Hat jemand Erfahrungen mit der Sandbox? Kann man das schon bedenkenlos verwenden? Sicherlich ist nicht klar, ob das später wirklich alles so in Tomahawk einfließen wird. Aber funktionieren die Komponenten, die in der Sandbox liegen schon weitestgehend problemlos?

Gruß

Mike


----------



## Sanix (27. Aug 2007)

Als ich weiss nur, dass Tomahawk selber teilweise total buggy ist.
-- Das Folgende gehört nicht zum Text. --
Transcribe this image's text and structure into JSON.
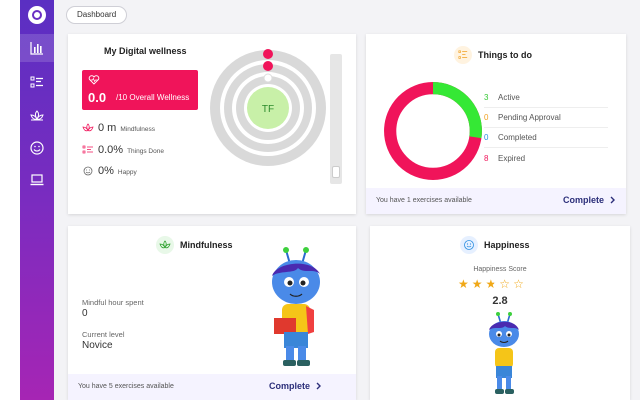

Du musst wirklich darauf achten, welche Version du nimmst. 1.0.5 war eine Katastrophe, 1.0.6 soll wieder ziemlich gut sein.
Darum würde ich Sandbox gar nicht erst versuchen. Was aber noch cool ist, sind die RichFaces. Ich habe mir Mal einige Beispiele der ICE Faces angeschaut, weiss aber nicht, ob diese stabil laufen.
Bei uns wird vor allem mit Tomahawk und RichFaces erfolgreich entwickelt. Aber mit Bugs musst du immer rechnen. Dafür kommen laufend neue Releases.


----------



## miketech (27. Aug 2007)

Und mit den Richfaces seid Ihr zufrieden? Tomahawk scheint deutlich mehr zu bieten, als die Richfaces. 
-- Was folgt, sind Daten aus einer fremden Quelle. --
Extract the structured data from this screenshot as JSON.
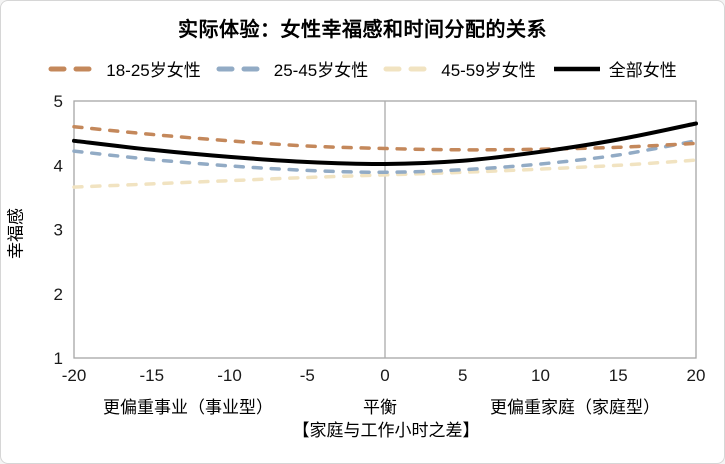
{
  "window": {
    "background": "#ffffff",
    "border_color": "#d6d6d6"
  },
  "chart_data": {
    "type": "line",
    "title": "实际体验：女性幸福感和时间分配的关系",
    "ylabel": "幸福感",
    "xlabel": "【家庭与工作小时之差】",
    "xlim": [
      -20,
      20
    ],
    "ylim": [
      1,
      5
    ],
    "x_ticks": [
      -20,
      -15,
      -10,
      -5,
      0,
      5,
      10,
      15,
      20
    ],
    "y_ticks": [
      1,
      2,
      3,
      4,
      5
    ],
    "x_gridline_at": 0,
    "grid": "single vertical line at x=0, boxed plot area",
    "legend_position": "top",
    "axis_color": "#a6a6a6",
    "gridline_color": "#ababab",
    "x_zone_labels": [
      {
        "text": "更偏重事业（事业型）",
        "x": -12.7
      },
      {
        "text": "平衡",
        "x": -0.3
      },
      {
        "text": "更偏重家庭（家庭型）",
        "x": 12.2
      }
    ],
    "x": [
      -20,
      -15,
      -10,
      -5,
      0,
      5,
      10,
      15,
      20
    ],
    "series": [
      {
        "name": "18-25岁女性",
        "color": "#C4885B",
        "style": "dashed",
        "width": 3.5,
        "values": [
          4.6,
          4.48,
          4.38,
          4.3,
          4.26,
          4.24,
          4.25,
          4.28,
          4.34
        ]
      },
      {
        "name": "25-45岁女性",
        "color": "#92ABC5",
        "style": "dashed",
        "width": 3.5,
        "values": [
          4.22,
          4.09,
          3.99,
          3.92,
          3.89,
          3.93,
          4.02,
          4.16,
          4.38
        ]
      },
      {
        "name": "45-59岁女性",
        "color": "#F1E3C1",
        "style": "dashed",
        "width": 3.5,
        "values": [
          3.66,
          3.71,
          3.76,
          3.81,
          3.85,
          3.89,
          3.94,
          4.0,
          4.08
        ]
      },
      {
        "name": "全部女性",
        "color": "#000000",
        "style": "solid",
        "width": 4,
        "values": [
          4.38,
          4.24,
          4.13,
          4.05,
          4.02,
          4.07,
          4.21,
          4.4,
          4.65
        ]
      }
    ]
  }
}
Für Ajax finde ich noch Ajax4Jsf sehr nett. Irgendwelche Erfahrungen damit gemacht? 

Gruß

Mike


----------



## Sanix (28. Aug 2007)

Die RichFaces habe ich zusammen mit tomahawk verwendet. Die RichFaces bieten einfach total interaktive Komponenten. Wenn du diese 2 Libraries verwenden willst, musst du zwangsweise auch A4J integrieren.
Ich habe nur Mal den GoogleMaps Komponenten verwendet, der lief aber perfekt.


----------



## y0dA (28. Aug 2007)

Kann mich nur anschließen, benutze schlichtweg Tomahawk, Ajax4Jsf und Richfaces. Obwohl ich gestehen muss, dass ich ebenfalls Richfaces bisher nur für die Integration einer Google Map benutzt habe.


----------



## miketech (28. Aug 2007)

Hi,

aber Tomahawk bietet doch viel mehr als Richfaces oder nicht? Fast alle Komponenten, die Richfaces haben, sind auch in Tomahawk verfügbar oder?
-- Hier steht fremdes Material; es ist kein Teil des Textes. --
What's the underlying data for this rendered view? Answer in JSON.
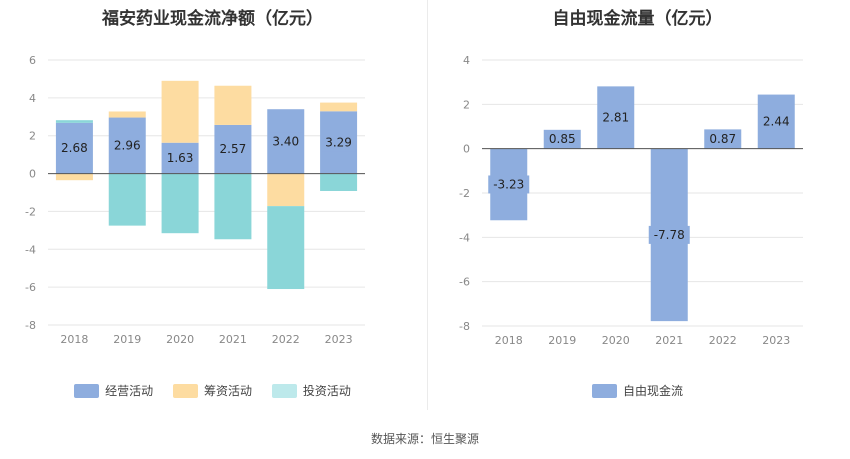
{
  "source": "数据来源：恒生聚源",
  "chart_data": [
    {
      "type": "bar",
      "stacked": true,
      "title": "福安药业现金流净额（亿元）",
      "categories": [
        "2018",
        "2019",
        "2020",
        "2021",
        "2022",
        "2023"
      ],
      "ylim": [
        -8,
        6
      ],
      "yticks": [
        6,
        4,
        2,
        0,
        -2,
        -4,
        -6,
        -8
      ],
      "grid": true,
      "legend": "bottom",
      "series": [
        {
          "name": "经营活动",
          "color": "#8eadde",
          "values": [
            2.68,
            2.96,
            1.63,
            2.57,
            3.4,
            3.29
          ],
          "labels": [
            "2.68",
            "2.96",
            "1.63",
            "2.57",
            "3.40",
            "3.29"
          ]
        },
        {
          "name": "筹资活动",
          "color": "#fddca1",
          "values": [
            -0.35,
            0.32,
            3.27,
            2.07,
            -1.72,
            0.46
          ]
        },
        {
          "name": "投资活动",
          "color": "#8ad6d8",
          "values": [
            0.14,
            -2.75,
            -3.15,
            -3.47,
            -4.38,
            -0.92
          ]
        }
      ]
    },
    {
      "type": "bar",
      "title": "自由现金流量（亿元）",
      "categories": [
        "2018",
        "2019",
        "2020",
        "2021",
        "2022",
        "2023"
      ],
      "ylim": [
        -8,
        4
      ],
      "yticks": [
        4,
        2,
        0,
        -2,
        -4,
        -6,
        -8
      ],
      "grid": true,
      "legend": "bottom",
      "series": [
        {
          "name": "自由现金流",
          "color": "#8eadde",
          "values": [
            -3.23,
            0.85,
            2.81,
            -7.78,
            0.87,
            2.44
          ],
          "labels": [
            "-3.23",
            "0.85",
            "2.81",
            "-7.78",
            "0.87",
            "2.44"
          ]
        }
      ]
    }
  ]
}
http://livedemo.exadel.com/richfaces-demo/richfaces/spacer.jsf?c=spacer

Kann ich denn problemlos den Data Table Scroller von Tomahawk mit einer Data Table von Rich faces verwenden?

Aber die Data Table von Richfaces bietet zumindest in der Demo keine Funktionalität, die in Tomahawk nicht auch vorhanden ist.

Gruß

Mike


----------